Lamar Neagle has been your pretty standard soccer nomad since graduating from Tacoma's Thomas Jefferson High School in 2005. Almost every year, he's been playing in a new city, doing it for substandard wages and often times while working a secondary job. But if you're looking for a story of hardship and woe, he's probably the wrong person to talk to.
The 23-year-old Seattle Sounders trialist actually takes a pretty positive view of his soccer career up until now. As he sees it, most of the experiences have been positive ones. That's especially true for the 2010 season he spent with the Charleston Battery.
"The facilities were the best in USL," Neagle said of Blackbaud Stadium, widely considered the gem of minor league soccer. "The fans are great. We’d go on the road and have more fans than the home teams. It was good situation to come into.

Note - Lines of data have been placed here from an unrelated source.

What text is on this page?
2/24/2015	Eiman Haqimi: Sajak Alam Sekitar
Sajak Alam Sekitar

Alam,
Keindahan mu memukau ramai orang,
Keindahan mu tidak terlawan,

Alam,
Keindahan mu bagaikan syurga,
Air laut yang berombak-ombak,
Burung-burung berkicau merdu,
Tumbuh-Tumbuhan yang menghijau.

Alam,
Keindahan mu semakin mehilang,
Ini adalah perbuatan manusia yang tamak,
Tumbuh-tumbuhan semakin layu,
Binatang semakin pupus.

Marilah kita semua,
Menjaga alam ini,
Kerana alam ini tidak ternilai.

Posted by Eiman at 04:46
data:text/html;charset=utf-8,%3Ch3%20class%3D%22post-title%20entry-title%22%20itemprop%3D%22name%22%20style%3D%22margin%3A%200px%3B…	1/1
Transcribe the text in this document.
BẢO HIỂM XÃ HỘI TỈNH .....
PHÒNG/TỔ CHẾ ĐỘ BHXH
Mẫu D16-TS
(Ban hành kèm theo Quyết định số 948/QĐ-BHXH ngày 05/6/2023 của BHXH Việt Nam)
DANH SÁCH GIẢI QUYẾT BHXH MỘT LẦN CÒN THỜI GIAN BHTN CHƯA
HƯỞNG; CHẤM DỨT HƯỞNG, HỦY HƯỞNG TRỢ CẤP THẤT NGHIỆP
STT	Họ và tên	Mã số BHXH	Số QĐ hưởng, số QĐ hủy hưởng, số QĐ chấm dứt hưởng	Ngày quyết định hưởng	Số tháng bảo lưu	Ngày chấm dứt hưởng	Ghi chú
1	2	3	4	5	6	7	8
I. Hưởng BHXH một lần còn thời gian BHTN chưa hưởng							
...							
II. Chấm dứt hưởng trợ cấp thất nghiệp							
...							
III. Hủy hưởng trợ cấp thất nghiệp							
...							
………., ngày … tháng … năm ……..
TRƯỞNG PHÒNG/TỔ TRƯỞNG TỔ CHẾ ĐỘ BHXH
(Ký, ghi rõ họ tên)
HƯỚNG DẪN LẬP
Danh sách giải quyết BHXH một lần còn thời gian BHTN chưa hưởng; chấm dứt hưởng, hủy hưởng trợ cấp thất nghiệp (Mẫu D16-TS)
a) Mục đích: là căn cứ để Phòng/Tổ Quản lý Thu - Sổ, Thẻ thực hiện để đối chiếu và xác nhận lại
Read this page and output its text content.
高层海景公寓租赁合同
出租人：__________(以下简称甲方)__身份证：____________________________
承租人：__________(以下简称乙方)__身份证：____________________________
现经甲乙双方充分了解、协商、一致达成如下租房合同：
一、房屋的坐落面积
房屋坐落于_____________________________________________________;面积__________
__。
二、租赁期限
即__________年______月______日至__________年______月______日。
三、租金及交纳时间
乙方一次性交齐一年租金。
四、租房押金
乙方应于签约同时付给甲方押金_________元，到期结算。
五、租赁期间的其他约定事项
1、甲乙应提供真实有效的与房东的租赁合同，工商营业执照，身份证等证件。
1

"They had great fans, great facilities, I played well, we won the championship. I had my own room in an apartment (even claiming the master bedroom). It was all good."
Making him feel even more at home was having family nearby and his own car. Of course, playing as well as he did helped as well. Neagle won the league MVP after leading the league in goals (12 goals in 19 matches, plus two more in the playoffs), and the Battery won the USL-2 championship. That led to him being signed by IFK Mariehamn of the Finnish first division where he scored two goals in five league matches.
"Last year was a great stepping stone for me," said Neagle, who actually made the Sounders in 2009, but didn't didn't play in a competitive match. "When I came into MLS I was kind of lost. I couldn’t really define myself as a player. In college I was pretty good as an outside mide, but when I came here I didn’t really know where I fit on this team.
"Going back and just getting games is big for a young player, especially on a big roster like you have in MLS. There was no reserve league when I was here, I didn’t play a game for like six months. Then I’d play like one game. But (last year) I was playing every week, and doing well, that was big too. We had a really good season."
In many ways, it was significantly better than the year he spent on a MLS roster. That year, he was getting paid about $20,000, working a second job, living with his parents, eating like a college student and rarely playing outside of practice.
The growth Neagle experienced in his year in the minors is a major reason why he finds himself in Sounders training camp for a third straight off-season. Despite making the team straight out of college, he only made one MLS gameday roster and appeared just once with the senior team, in the friendly against Chelsea. Last year, he traveled with the team to Europe before being one of the final cuts.
Neagle is still facing an uphill battle to make the team's final roster, especially now that it looks like the Sounders may only keep 28 players, but this year seems to be the closest he's come to being considered a potential contributor. Coaches have consistently given him high marks for his play, especially as a forward. Sounders GM Adrian Hanauer identified Neagle's speed, footwork, work ethic and versatility as things the team likes about him.
"It is a tough process," said Hanauer, who has until March 1 to finalize the roster. "We try to make it the least painful and hurtful as possible. But given we are in professional sports and some make it and some don’t, we try to find a soft landing for players like Lamar. Charleston was that place for Lamar. Now he gets another crack at a MLS roster."